Der 70. Eurovision Song Contest (ESC) in Wien steht vor einem bisher beispiellosen geopolitischen Prüfstein. Immer mehr Länder drohen, ihre Teilnahme abzusagen, sollte Israel am Wettbewerb teilnehmen.
Die Europäische Rundfunkunion (EBU) sieht sich mit einer zunehmend heiklen diplomatischen Situation konfrontiert, in der der Anspruch des ESC auf Unabhängigkeit und politische Neutralität auf die Probe gestellt wird.
Die Niederlande zogen als eines der ersten Länder eine klare Grenze.
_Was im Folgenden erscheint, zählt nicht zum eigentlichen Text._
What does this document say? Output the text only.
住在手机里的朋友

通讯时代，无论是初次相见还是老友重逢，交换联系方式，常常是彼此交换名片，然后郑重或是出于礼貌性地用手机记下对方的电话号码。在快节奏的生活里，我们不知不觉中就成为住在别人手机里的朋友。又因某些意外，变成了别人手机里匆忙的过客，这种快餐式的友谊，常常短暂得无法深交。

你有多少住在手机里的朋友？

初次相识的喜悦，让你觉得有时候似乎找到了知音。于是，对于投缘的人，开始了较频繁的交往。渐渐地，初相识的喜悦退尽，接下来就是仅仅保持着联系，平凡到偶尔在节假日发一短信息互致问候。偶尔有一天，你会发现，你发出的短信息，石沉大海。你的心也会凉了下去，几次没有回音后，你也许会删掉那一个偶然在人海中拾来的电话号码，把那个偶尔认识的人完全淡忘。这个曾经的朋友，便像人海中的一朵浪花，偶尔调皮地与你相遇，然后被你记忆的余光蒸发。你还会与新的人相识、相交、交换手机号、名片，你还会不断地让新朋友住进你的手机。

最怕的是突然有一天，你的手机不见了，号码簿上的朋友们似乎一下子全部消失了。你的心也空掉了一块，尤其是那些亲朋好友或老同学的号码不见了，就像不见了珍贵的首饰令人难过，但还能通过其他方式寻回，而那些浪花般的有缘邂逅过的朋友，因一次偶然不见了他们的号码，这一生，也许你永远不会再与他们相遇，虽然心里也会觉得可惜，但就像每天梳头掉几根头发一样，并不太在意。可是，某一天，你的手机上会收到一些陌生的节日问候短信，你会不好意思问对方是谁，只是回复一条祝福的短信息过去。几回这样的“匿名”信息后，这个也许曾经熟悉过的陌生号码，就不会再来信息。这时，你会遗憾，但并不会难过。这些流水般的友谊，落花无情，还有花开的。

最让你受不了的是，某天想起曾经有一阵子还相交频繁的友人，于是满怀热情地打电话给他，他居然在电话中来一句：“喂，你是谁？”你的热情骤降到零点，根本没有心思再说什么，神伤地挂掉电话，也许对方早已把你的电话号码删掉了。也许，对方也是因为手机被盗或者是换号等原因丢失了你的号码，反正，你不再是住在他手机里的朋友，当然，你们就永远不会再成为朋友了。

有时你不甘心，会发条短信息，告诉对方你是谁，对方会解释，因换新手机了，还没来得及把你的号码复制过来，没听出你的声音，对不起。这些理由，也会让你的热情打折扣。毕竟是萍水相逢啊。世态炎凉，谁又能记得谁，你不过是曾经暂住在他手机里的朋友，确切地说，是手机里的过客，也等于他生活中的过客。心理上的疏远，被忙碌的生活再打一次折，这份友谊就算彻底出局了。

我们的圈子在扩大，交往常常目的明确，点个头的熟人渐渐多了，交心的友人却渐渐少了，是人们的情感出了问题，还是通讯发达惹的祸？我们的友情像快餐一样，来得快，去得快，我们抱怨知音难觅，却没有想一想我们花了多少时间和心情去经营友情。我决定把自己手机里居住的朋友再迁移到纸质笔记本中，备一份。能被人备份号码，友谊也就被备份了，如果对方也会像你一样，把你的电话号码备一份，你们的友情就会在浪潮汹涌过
Der öffentlich-rechtliche Sender Avrotros erklärte, man könne die Teilnahme angesichts des anhaltenden Leids im Gazastreifen nicht länger rechtfertigen. Neben den humanitären Aspekten führte Avrotros die Einschränkung der Pressefreiheit und den Ausschluss unabhängiger Medien aus dem Gazastreifen an. Zudem verwies der Sender auf handfeste Hinweise darauf, dass die israelische Regierung beim ESC 2025 in Basel versucht habe, das Event als politisches Instrument zu nutzen. Sollte die EBU Israel ausschließen, werde man in Wien gerne teilnehmen, heißt es.
Irland schloss sich dieser Position an. RTÉ machte deutlich, dass eine Teilnahme angesichts der humanitären Lage im Gazastreifen unvertretbar sei. Auch Spanien, Slowenien, Island und Belgien erwägen oder haben bereits ähnliche Schritte angekündigt. Besonders Spanien, einer der fünf großen Beitragszahler des ESC, forderte öffentlich, Israel vom Wettbewerb auszuschließen, andernfalls müsse man einen Rückzug in Betracht ziehen.
Norwegen hingegen bleibt vorsichtig und verweist auf laufende Verhandlungen mit der EBU, die im Dezember eine endgültige Entscheidung treffen wird.
Im Gegensatz dazu positioniert sich Österreich als Gastgeberland des ESC 2026 klar pro Israel. ORF-Generaldirektor Roland Weißmann erklärte, man begrüße die Teilnahme Israels ausdrücklich. Der ORF-Stiftungsrat unterstützte diese Haltung, um die Unabhängigkeit des ESC als neutralen Wettbewerb zu wahren.
Der Fall weckt Erinnerungen an den Ausschluss Russlands 2022 nach dem Überfall auf die Ukraine. Die EBU hatte die Entscheidung damals damit begründet, dass eine russische Teilnahme den Wettbewerb in Verruf bringen würde. Beobachter sehen nun ähnliche Spannungen auf den ESC in Wien zukommen.
Die EBU hat die Frist für die endgültige Teilnahmeentscheidung der Rundfunkanstalten auf Dezember verlängert, um Zeit für Konsultationen zu gewinnen. Die Veranstalter stehen vor der schwierigen Aufgabe, zwischen geopolitischem Druck und dem Anspruch auf Unabhängigkeit zu vermitteln.
Ein Ausschluss Israels könnte in Jerusalem als Affront verstanden werden, während eine Zulassung europäische Boykottdrohungen provozieren würde – eine heikle Gratwanderung für den ESC 2026. Der Wettbewerb, einst Spiegel europäischer Kultur und Zusammenarbeit, droht zu einem geopolitischen Testfall zu werden, der zeigt, dass selbst ein unpolitisch konzipiertes Event nicht losgelöst von internationalen Konflikten existieren kann.
Parallel startet Russland mit "Intervision" eine eigene Alternative zum ESC. Das Finale am 20. September in Moskau bringt Künstler aus 21 Ländern zusammen, darunter Russland, Kuba, Weißrussland, Serbien, Katar und Venezuela. Organisator Ilja Awerbuch betont den Anspruch, nationale Identität mit universellem Musikanspruch zu verbinden. Die Veranstaltung versteht sich als Plattform für kulturelle Vielfalt und internationale Kooperation, nachdem Russland 2022 vom ESC ausgeschlossen wurde.
Kritiker werfen der Eurovision seit Jahren politische Einseitigkeit und Abstimmungsmanipulationen vor. "Intervision" soll demgegenüber musikalische Qualität und kulturelle Vertretung über Kontinente hinweg in den Vordergrund stellen. Moskau wirft dem ESC zudem Doppelstandards vor, insbesondere angesichts der Zulassung Israels trotz des Gaza-Krieges.